Expiration de l’ultinatum des « Aigles de Libération de l’Afrique » à la France : J-3  (Source :  Ambenatna)

Le groupe qui a revendiqué l’enlèvement de trois humanitaires français au Tchad et en Centrafrique a lancé le 24 décembre dernier un ultimatum d’une semaine à la France, au terme duquel un otage sera exécuté si Paris n’accepte pas de négocier directement avec lui.

Pour rappel, le groupe « Aigles de libération de l'Afrique » a enlevé dans un premier temps le 4 avril 2009 à 80 kms de Nyala deux employés de l'ONG aide médicale internationale (AMI), une Française Claire Dubois et une Canadienne Stéphanie Judoin. Elles ont été libérées le 30 avril 2009 après que leur Etat respectif ait versé une forte rançon.

Le 22 novembre 2009, «Aigles de libération de l'Afrique » réédite son coup en enlevant cette fois-ci trois autres « humanitaires » dont l'un à l'Est du Tchad Laurent Maurice travaillant pour la Croix-Rouge et les deux autres à Birao en RCA appartenant à l'ONG Triangle.

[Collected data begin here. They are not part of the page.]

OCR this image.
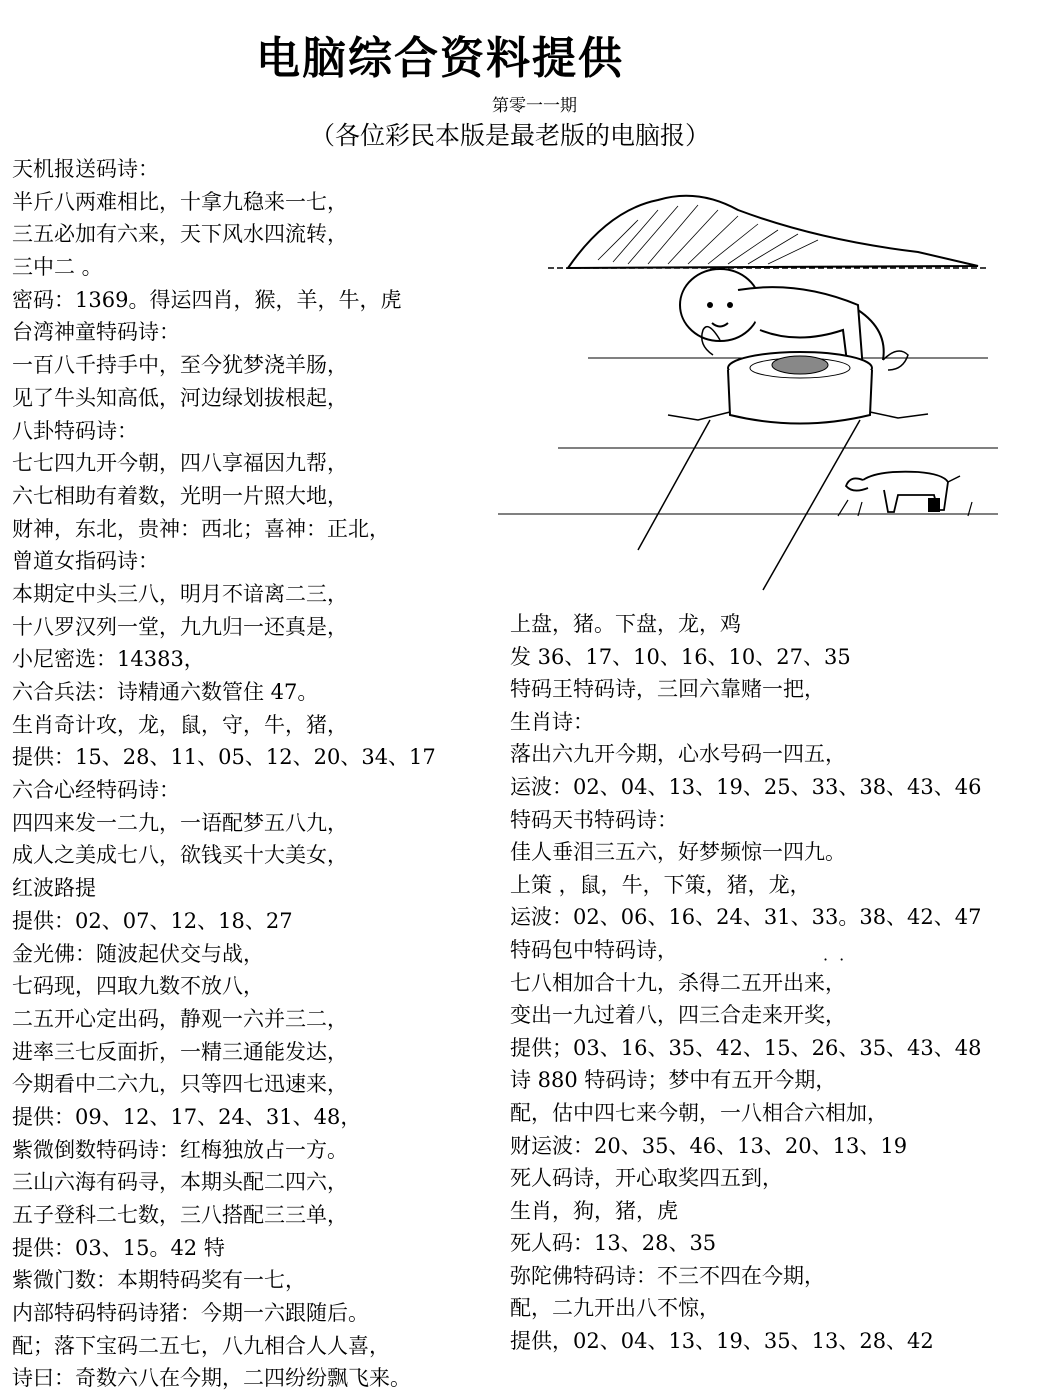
电脑综合资料提供
第零一一期
（各位彩民本版是最老版的电脑报）
天机报送码诗：
半斤八两难相比，十拿九稳来一七，
三五必加有六来，天下风水四流转，
三中二 。
密码：1369。得运四肖，猴，羊，牛，虎
台湾神童特码诗：
一百八千持手中，至今犹梦浇羊肠，
见了牛头知高低，河边绿划拔根起，
八卦特码诗：
七七四九开今朝，四八享福因九帮，
六七相助有着数，光明一片照大地，
财神，东北，贵神：西北；喜神：正北，
曾道女指码诗：
本期定中头三八，明月不谙离二三，
十八罗汉列一堂，九九归一还真是，
小尼密选：14383，
六合兵法：诗精通六数管住 47。
生肖奇计攻，龙，鼠，守，牛，猪，
提供：15、28、11、05、12、20、34、17
六合心经特码诗：
四四来发一二九，一语配梦五八九，
成人之美成七八，欲钱买十大美女，
红波路提
提供：02、07、12、18、27
金光佛：随波起伏交与战，
七码现，四取九数不放八，
二五开心定出码，静观一六并三二，
进率三七反面折，一精三通能发达，
今期看中二六九，只等四七迅速来，
提供：09、12、17、24、31、48，
紫微倒数特码诗：红梅独放占一方。
三山六海有码寻，本期头配二四六，
五子登科二七数，三八搭配三三单，
提供：03、15。42 特
紫微门数：本期特码奖有一七，
内部特码特码诗猪：今期一六跟随后。
配；落下宝码二五七，八九相合人人喜，
诗曰：奇数六八在今期，二四纷纷飘飞来。
上盘，猪。下盘，龙，鸡
发 36、17、10、16、10、27、35
特码王特码诗，三回六靠赌一把，
生肖诗：
落出六九开今期，心水号码一四五，
运波：02、04、13、19、25、33、38、43、46
特码天书特码诗：
佳人垂泪三五六，好梦频惊一四九。
上策 ，鼠，牛，下策，猪，龙，
运波：02、06、16、24、31、33。38、42、47
特码包中特码诗，
七八相加合十九，杀得二五开出来，
变出一九过着八，四三合走来开奖，
提供；03、16、35、42、15、26、35、43、48
诗 880 特码诗；梦中有五开今期，
配，估中四七来今朝，一八相合六相加，
财运波：20、35、46、13、20、13、19
死人码诗，开心取奖四五到，
生肖，狗，猪，虎
死人码：13、28、35
弥陀佛特码诗：不三不四在今期，
配，二九开出八不惊，
提供，02、04、13、19、35、13、28、42
· ·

"Nous nous sommes réunis aujourd’hui et nous avons décidé que dans une semaine, si la France n’accepte pas de négocier avec nous, nous allons exécuter l’un des otages que nous détenons", a affirmé Abou Mohammed al-Rizeigui, un porte-parole des Aigles de libération de l’Afrique.

Les Aigles de l'Afrique avaient demandé au gouvernement français de rejuger les bandits de l'Arche de zoé et surtout de verser les indemnisations des familles des victimes qui s'élèvent à 4,6 milliards de francs cfa.

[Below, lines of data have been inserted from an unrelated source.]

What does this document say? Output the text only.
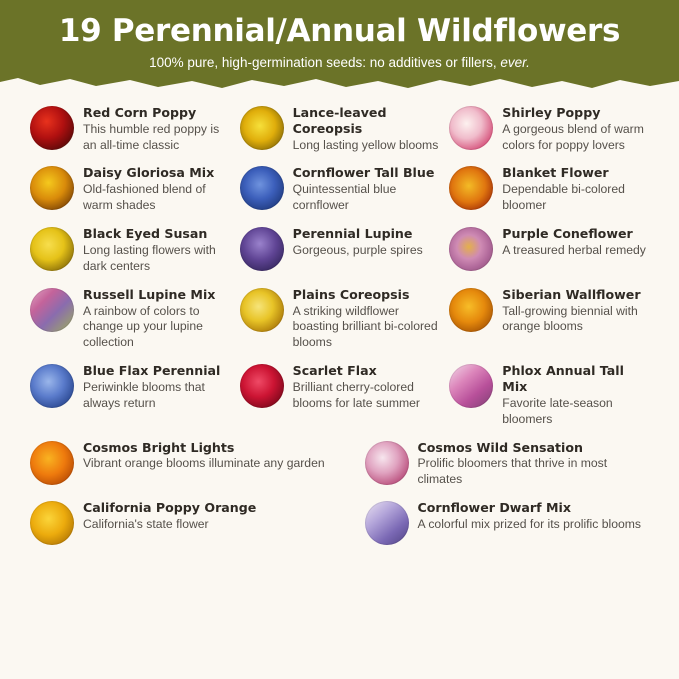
19 Perennial/Annual Wildflowers

100% pure, high-germination seeds: no additives or fillers, ever.

Red Corn Poppy

This humble red poppy is an all-time classic

Lance-leaved Coreopsis

Long lasting yellow blooms

Shirley Poppy

A gorgeous blend of warm colors for poppy lovers

Daisy Gloriosa Mix

Old-fashioned blend of warm shades

Cornflower Tall Blue

Quintessential blue cornflower

Blanket Flower

Dependable bi-colored bloomer

Black Eyed Susan

Long lasting flowers with dark centers

Perennial Lupine

Gorgeous, purple spires

Purple Coneflower

A treasured herbal remedy

Russell Lupine Mix

A rainbow of colors to change up your lupine collection

Plains Coreopsis

A striking wildflower boasting brilliant bi-colored blooms

Siberian Wallflower

Tall-growing biennial with orange blooms

Blue Flax Perennial

Periwinkle blooms that always return

Scarlet Flax

Brilliant cherry-colored blooms for late summer

Phlox Annual Tall Mix

Favorite late-season bloomers

Cosmos Bright Lights

Vibrant orange blooms illuminate any garden

Cosmos Wild Sensation

Prolific bloomers that thrive in most climates

California Poppy Orange

California's state flower

Cornflower Dwarf Mix

A colorful mix prized for its prolific blooms
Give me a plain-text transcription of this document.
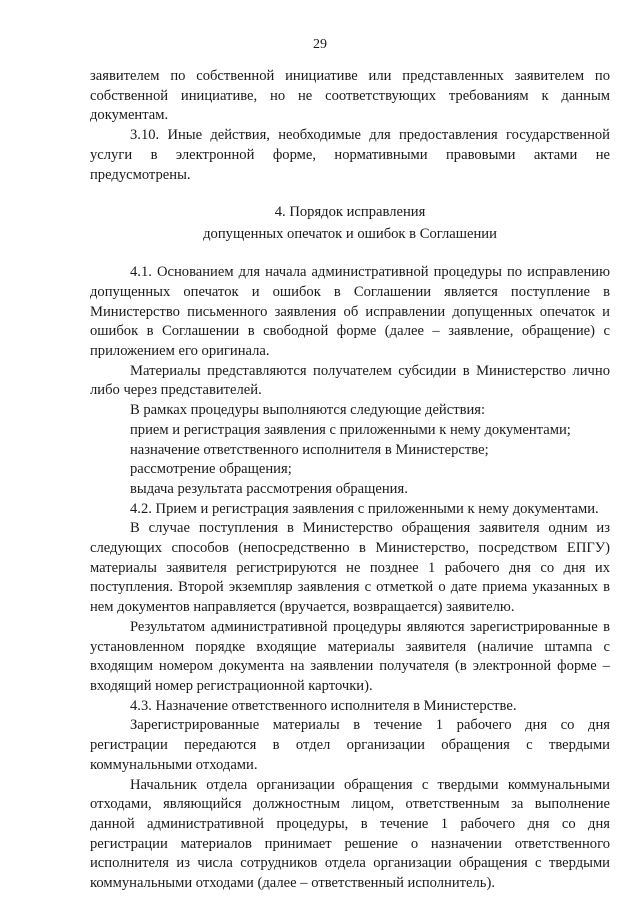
29

заявителем по собственной инициативе или представленных заявителем по собственной инициативе, но не соответствующих требованиям к данным документам.

3.10. Иные действия, необходимые для предоставления государственной услуги в электронной форме, нормативными правовыми актами не предусмотрены.

4. Порядок исправления
допущенных опечаток и ошибок в Соглашении

4.1. Основанием для начала административной процедуры по исправлению допущенных опечаток и ошибок в Соглашении является поступление в Министерство письменного заявления об исправлении допущенных опечаток и ошибок в Соглашении в свободной форме (далее – заявление, обращение) с приложением его оригинала.

Материалы представляются получателем субсидии в Министерство лично либо через представителей.

В рамках процедуры выполняются следующие действия:

прием и регистрация заявления с приложенными к нему документами;

назначение ответственного исполнителя в Министерстве;

рассмотрение обращения;

выдача результата рассмотрения обращения.

4.2. Прием и регистрация заявления с приложенными к нему документами.

В случае поступления в Министерство обращения заявителя одним из следующих способов (непосредственно в Министерство, посредством ЕПГУ) материалы заявителя регистрируются не позднее 1 рабочего дня со дня их поступления. Второй экземпляр заявления с отметкой о дате приема указанных в нем документов направляется (вручается, возвращается) заявителю.

Результатом административной процедуры являются зарегистрированные в установленном порядке входящие материалы заявителя (наличие штампа с входящим номером документа на заявлении получателя (в электронной форме – входящий номер регистрационной карточки).

4.3. Назначение ответственного исполнителя в Министерстве.

Зарегистрированные материалы в течение 1 рабочего дня со дня регистрации передаются в отдел организации обращения с твердыми коммунальными отходами.

Начальник отдела организации обращения с твердыми коммунальными отходами, являющийся должностным лицом, ответственным за выполнение данной административной процедуры, в течение 1 рабочего дня со дня регистрации материалов принимает решение о назначении ответственного исполнителя из числа сотрудников отдела организации обращения с твердыми коммунальными отходами (далее – ответственный исполнитель).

Le groupe va plus loin cette fois-ci, il exige à la France de cesser son soutien aveugle au régime criminel et mafieux d'Idriss Deby Itno. La politique française au Tchad et l'implication des forces françaises de l'Epervier dans les conflits inter-tchadien doit également cesser immédiatement, précisent sans ambages les Aigles de la libération de l'Afrique.

A trois jours de l'expiration de cet ultimatum, aucune information n'a filtré sur cette affaire. En France, les médias sont plutôt discrets et lient cette prise d'otage à des mouvements islamistes (Al Qaida) d'où le black-out médiatique observé sur cette affaire. Ici, le Tchad étale toute son incompétence et s'est borné à accuser sans aucune preuve les services spéciaux soudanais.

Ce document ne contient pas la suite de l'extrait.